All the treason that’s fit to print

(T)he New York Times should adopt a new slogan: “All the treason that’s fit to print.” - Deroy Murdock
The Terrorist Finance Tracking Program (TFTP) has, as far as we have been told (there likely is more) prevented numerous terrorist plots in the United States and abroad.

According to Deroy Murdock at National Review:

New York Police Commissioner Raymond Kelly on June 12 told New York’s City Council about 17 potential and actual Islamofascist strikes on the Big Apple.

And despite these thwarted attacks, the paper of record callously announced to the terrorists among us various details regarding the TFTP. Including:
the Belgian Society for Worldwide Interbank Financial Telecommunications, where the CIA selectively scrutinizes international bank transfers of terror suspects and their sponsors. Besides educating terrorists on U.S. surveillance techniques, the Times has painted a giant target on SWIFT’s offices.
The main drive behind Murdocks article is the fact that the Time's address is within the radius of very prime terrorist target real estate. I wonder do they feel, as many nations mistakenly did, that if they avoid the ire of the extremists, they will be left unharmed? After all, they have in a large sense aided and abetted terrorist organizations with their reporting and liberal slant on the news.

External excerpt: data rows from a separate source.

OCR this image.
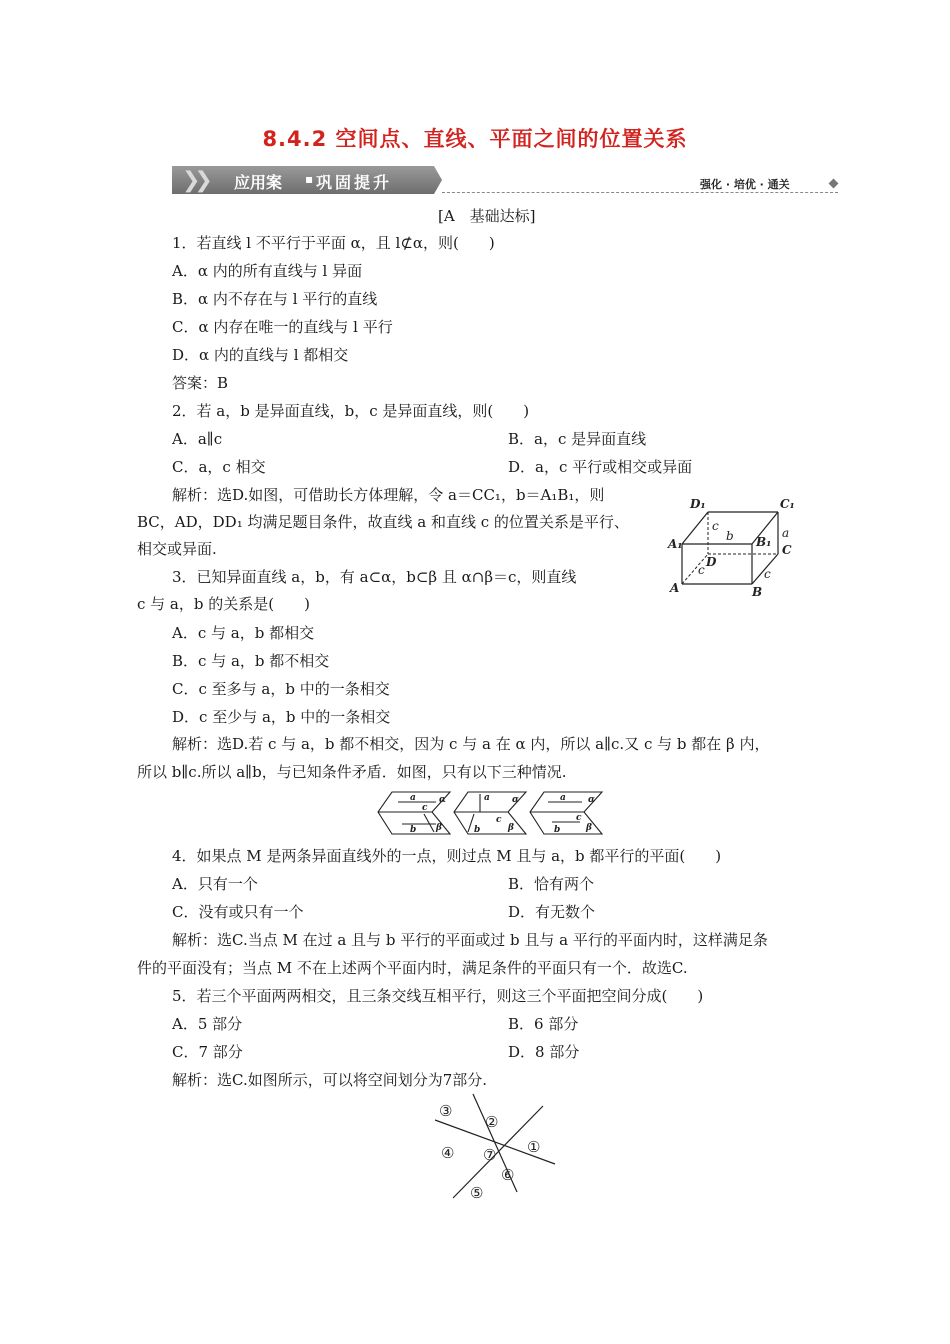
8.4.2 空间点、直线、平面之间的位置关系
❯❯ 应用案 ▪ 巩固提升	强化 · 培优 · 通关
[A　基础达标]
1．若直线 l 不平行于平面 α，且 l⊄α，则(　　)
A．α 内的所有直线与 l 异面
B．α 内不存在与 l 平行的直线
C．α 内存在唯一的直线与 l 平行
D．α 内的直线与 l 都相交
答案：B
2．若 a，b 是异面直线，b，c 是异面直线，则(　　)
A．a∥c	B．a，c 是异面直线
C．a，c 相交	D．a，c 平行或相交或异面
解析：选D.如图，可借助长方体理解，令 a＝CC₁，b＝A₁B₁，则
BC，AD，DD₁ 均满足题目条件，故直线 a 和直线 c 的位置关系是平行、
相交或异面.
D₁	C₁
A₁	B₁
C
D
A	B
a
b
c
c	c
3．已知异面直线 a，b，有 a⊂α，b⊂β 且 α∩β＝c，则直线
c 与 a，b 的关系是(　　)
A．c 与 a，b 都相交
B．c 与 a，b 都不相交
C．c 至多与 a，b 中的一条相交
D．c 至少与 a，b 中的一条相交
解析：选D.若 c 与 a，b 都不相交，因为 c 与 a 在 α 内，所以 a∥c.又 c 与 b 都在 β 内，
所以 b∥c.所以 a∥b，与已知条件矛盾．如图，只有以下三种情况.
a	α
c
b β
a α
c
b	β
a α
c
b	β
4．如果点 M 是两条异面直线外的一点，则过点 M 且与 a，b 都平行的平面(　　)
A．只有一个	B．恰有两个
C．没有或只有一个	D．有无数个
解析：选C.当点 M 在过 a 且与 b 平行的平面或过 b 且与 a 平行的平面内时，这样满足条
件的平面没有；当点 M 不在上述两个平面内时，满足条件的平面只有一个．故选C.
5．若三个平面两两相交，且三条交线互相平行，则这三个平面把空间分成(　　)
A．5 部分	B．6 部分
C．7 部分	D．8 部分
解析：选C.如图所示，可以将空间划分为7部分.
③
②
①
④ ⑦
⑥
⑤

My God, even John Murtha appealed to them to not print the article.

Most ironically, "
the CIA, FBI, and NSA work tirelessly to connect the dots, which President Bush’s critics (including the Times) slammed Bush for not doing before 9/11. Now that Washington connects the dots, the Times disconnects them."

Bill Keller, the executive editor of the paper in response to the outcry, "
noted that since the Sept. 11, 2001, terrorist attacks, the Bush administration has "embarked on a number of broad, secret programs aimed at combating terrorism, often without seeking new legal authority or submitting to the usual oversight."

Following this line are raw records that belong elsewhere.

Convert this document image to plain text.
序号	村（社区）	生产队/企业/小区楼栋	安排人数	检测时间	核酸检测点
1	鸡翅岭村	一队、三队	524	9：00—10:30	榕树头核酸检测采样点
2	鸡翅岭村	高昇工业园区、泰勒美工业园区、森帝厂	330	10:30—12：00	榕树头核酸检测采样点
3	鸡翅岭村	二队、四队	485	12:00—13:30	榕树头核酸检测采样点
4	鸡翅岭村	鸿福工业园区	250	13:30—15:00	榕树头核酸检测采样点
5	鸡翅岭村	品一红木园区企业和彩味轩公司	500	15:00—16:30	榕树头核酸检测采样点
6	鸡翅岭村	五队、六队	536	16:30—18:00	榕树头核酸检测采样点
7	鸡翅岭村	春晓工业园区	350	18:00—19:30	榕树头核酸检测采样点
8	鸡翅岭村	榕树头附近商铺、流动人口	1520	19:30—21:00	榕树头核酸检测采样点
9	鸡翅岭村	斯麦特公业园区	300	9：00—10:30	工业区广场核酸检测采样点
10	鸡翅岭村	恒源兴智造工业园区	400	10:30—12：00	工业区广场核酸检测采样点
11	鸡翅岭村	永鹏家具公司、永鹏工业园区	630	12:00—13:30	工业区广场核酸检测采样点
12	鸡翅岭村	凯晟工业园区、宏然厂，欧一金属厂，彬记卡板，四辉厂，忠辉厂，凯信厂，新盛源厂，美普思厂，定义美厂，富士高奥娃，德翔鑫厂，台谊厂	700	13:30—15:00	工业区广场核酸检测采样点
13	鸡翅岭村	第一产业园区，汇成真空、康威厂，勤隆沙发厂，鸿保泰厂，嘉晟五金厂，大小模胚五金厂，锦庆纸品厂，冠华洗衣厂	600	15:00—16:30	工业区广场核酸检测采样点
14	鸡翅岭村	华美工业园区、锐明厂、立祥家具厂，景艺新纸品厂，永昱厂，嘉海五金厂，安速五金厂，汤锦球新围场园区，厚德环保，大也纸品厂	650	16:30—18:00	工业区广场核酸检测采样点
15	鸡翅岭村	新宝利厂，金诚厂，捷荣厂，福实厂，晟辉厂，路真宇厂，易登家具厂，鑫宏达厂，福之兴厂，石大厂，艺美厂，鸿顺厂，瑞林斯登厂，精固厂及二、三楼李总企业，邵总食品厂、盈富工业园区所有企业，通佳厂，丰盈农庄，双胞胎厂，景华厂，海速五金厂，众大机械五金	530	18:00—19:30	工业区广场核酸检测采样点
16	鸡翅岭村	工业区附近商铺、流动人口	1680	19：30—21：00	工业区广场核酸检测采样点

And yesterday, the editorial board of the paper, which described that it's readers are fully aware of the large wall that separates the "editorial" and "news" sections of the paper, claimed "From our side of the news-opinion wall, the Swift story looks like part of an alarming pattern. Ever since Sept. 11, the Bush administration has taken the necessity of heightened vigilance against terrorism and turned it into a rationale for an extraordinarily powerful executive branch, exempt from the normal checks and balances of our system of government."

Yet oddly, in all these claims, Keller's and the editorial boards stance is strikingly similar. Could it be there are some windows in this "wall of separation of egos?"

Deroy Murdock continues:
Like its unilateral “declassification” of the NSA’s Terrorist Surveillance Program last December, the Times spilled the beans on TFTP even though this initiative is considered legal, congressional Democrats and Republicans were briefed on it, and no American claims to be its victim.
So, ultimately both the News and Editorial belief of an "alarming pattern," that secret, which they reported was on the up and up.

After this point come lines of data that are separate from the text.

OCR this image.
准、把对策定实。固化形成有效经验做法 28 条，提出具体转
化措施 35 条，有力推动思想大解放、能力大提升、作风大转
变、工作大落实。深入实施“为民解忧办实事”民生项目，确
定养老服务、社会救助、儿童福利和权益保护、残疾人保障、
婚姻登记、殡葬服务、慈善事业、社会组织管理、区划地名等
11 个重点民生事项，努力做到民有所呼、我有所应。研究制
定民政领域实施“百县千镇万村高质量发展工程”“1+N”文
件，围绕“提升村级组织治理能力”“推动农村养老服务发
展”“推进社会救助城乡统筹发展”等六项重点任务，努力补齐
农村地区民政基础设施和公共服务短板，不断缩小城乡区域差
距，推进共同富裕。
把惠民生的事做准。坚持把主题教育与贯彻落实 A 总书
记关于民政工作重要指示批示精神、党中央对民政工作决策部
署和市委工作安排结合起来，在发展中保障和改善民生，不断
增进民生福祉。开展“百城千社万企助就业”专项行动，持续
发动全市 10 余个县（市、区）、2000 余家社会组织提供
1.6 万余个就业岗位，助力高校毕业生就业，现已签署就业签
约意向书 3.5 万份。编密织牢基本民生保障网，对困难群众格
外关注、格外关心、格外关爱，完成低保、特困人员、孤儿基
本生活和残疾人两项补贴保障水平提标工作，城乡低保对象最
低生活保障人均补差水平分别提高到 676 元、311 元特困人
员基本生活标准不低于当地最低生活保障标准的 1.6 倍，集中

I'm not 100% sure that I agree with Mr. Murdocks idea that the
"
Justice Department should prosecute the officials who leaked the TFTP story and the Times-niks who publicized it."

But I wholeheartedly embrace option two, which "we" the people can participate in (although I have consciously been doing this for some time now)
, "
Average Americans should punish the Times’s transgressions. Boycotting this nationally distributed paper is the easiest way to sock this snotty rag right where it smarts: in the wallet. Watching their red ink rise might make Times personnel think twice before publishing more secrets from America’s anti-al Qaeda playbook."